FASB Accounting Standard Codification Topic 260 (“ASC 260”), “Earnings Per Share,” requires that employee equity share options, non-vested shares and similar equity instruments granted to employees be treated as potential common shares in computing diluted earnings per share. Diluted earnings per share should be based on the actual number of options or shares granted and not yet forfeited, unless doing so would be anti-dilutive. The Company uses the “treasury stock” method for equity instruments granted in share-based payment transactions provided in ASC 260 to determine diluted earnings per share.
Website Development Costs
The Company recognized the costs associated with developing a website in accordance with ASC 350-50 “Website Development Cost” that codified the American Institute of Certified Public Accountants (“AICPA”) Statement of Position (“SOP”) NO. 98-1, “Accounting for the Costs of Computer Software Developed or Obtained for Internal Use”. Relating to website development costs the Company follows the guidance pursuant to the Emerging Issues Task Force (EITF) NO. 00-2, “Accounting for Website Development Costs”. The website development costs are divided into three stages, planning, development and production. The development stage can further be classified as application and infrastructure development, graphics development and content development. In short, website development cost for internal use should be capitalized except content input and data conversion costs in content development stage.
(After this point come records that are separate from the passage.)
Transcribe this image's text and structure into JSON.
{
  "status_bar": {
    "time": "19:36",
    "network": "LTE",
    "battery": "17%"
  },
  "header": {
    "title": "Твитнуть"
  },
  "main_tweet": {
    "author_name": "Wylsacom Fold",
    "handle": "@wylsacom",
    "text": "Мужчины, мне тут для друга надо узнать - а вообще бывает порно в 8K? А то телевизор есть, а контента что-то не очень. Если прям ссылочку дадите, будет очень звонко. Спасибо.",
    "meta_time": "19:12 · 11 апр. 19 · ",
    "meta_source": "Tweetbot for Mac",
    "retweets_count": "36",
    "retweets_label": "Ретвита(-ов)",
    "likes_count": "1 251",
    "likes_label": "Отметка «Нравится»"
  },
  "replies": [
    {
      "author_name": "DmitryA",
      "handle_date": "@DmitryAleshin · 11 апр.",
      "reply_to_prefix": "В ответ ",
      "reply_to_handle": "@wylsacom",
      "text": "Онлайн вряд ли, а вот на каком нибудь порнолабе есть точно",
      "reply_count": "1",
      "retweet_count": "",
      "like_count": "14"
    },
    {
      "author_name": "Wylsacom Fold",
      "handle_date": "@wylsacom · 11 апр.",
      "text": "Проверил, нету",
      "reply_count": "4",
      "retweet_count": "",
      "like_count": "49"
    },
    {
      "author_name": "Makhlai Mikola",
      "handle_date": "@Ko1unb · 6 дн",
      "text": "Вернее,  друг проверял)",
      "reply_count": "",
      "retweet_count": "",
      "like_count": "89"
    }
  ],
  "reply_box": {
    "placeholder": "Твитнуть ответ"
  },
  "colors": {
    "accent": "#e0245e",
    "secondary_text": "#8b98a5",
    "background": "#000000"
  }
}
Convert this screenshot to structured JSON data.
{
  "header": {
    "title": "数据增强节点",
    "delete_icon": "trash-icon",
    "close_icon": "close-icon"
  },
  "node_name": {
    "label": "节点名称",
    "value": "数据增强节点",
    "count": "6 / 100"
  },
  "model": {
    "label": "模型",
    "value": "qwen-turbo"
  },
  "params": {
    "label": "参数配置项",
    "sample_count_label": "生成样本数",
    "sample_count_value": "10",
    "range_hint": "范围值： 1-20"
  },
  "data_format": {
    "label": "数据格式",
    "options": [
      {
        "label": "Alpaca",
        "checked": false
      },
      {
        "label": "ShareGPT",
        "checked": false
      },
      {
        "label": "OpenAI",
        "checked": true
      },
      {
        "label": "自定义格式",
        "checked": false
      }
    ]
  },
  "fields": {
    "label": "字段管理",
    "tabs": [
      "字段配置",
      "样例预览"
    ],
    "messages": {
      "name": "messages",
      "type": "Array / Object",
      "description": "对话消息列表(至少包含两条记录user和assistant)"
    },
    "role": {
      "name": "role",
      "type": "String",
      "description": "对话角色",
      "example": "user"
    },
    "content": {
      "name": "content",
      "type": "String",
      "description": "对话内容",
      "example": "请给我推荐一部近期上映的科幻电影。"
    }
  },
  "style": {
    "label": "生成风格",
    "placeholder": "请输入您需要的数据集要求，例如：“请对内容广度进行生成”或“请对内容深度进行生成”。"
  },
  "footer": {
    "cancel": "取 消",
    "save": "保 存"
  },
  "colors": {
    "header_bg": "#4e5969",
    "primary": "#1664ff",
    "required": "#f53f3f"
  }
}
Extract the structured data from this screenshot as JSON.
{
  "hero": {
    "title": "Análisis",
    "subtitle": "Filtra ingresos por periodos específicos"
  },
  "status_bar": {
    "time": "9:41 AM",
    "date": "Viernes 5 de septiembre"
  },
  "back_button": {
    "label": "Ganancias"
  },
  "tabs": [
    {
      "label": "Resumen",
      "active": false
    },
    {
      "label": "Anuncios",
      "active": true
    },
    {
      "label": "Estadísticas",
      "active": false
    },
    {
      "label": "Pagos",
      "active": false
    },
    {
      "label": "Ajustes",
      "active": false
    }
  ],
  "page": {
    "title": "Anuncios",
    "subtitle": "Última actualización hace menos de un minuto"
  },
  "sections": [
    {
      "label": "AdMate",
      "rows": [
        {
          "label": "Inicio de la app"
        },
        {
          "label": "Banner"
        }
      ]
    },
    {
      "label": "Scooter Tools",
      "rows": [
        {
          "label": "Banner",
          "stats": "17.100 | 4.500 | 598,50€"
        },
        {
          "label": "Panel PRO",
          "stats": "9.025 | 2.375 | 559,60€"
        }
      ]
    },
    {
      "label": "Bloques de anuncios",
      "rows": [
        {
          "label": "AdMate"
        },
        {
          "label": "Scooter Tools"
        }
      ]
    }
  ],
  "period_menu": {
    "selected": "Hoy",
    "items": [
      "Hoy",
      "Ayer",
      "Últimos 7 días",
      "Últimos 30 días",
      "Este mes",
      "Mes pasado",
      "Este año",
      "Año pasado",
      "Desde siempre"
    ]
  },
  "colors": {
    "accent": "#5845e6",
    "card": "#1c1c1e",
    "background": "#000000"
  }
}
Costs associated with the website consist primarily of website development costs paid to third party and directors. These capitalized costs will be amortized based on their estimated useful life over three years upon the website becoming operational. Internal costs related to the development of website content will be charged to operations as incurred. Web-site development costs related to the customers are charged to cost of sales.
8 |
DOMAIN EXTREMES INC.
NOTES TO FINANCIAL STATEMENTS
(Unaudited)
2. Summary of principal accounting policies(continued)
Revenue recognition
The Company recognized revenues from advertising insertion revenue in the period in which the advertisement is displayed, provided that evidence of an arrangement exists, the fees are fixed or determinable and collection of the resulting receivable is reasonably assured. If fixed-fee advertising is displayed over a term greater than one month, revenues are recognized ratably over the period as described below. The majority of insertion orders have terms that begin and end in a quarterly reporting period. In the cases where at the end of a quarterly reporting period the term of an insertion order is not complete, the Company recognizes revenue for the period by pro-rating the total arrangement fee to revenue and deferred revenue based on a measure of proportionate performance of its obligation under the insertion order. The Company measures proportionate performance by the number of placements delivered and undelivered as of the reporting date.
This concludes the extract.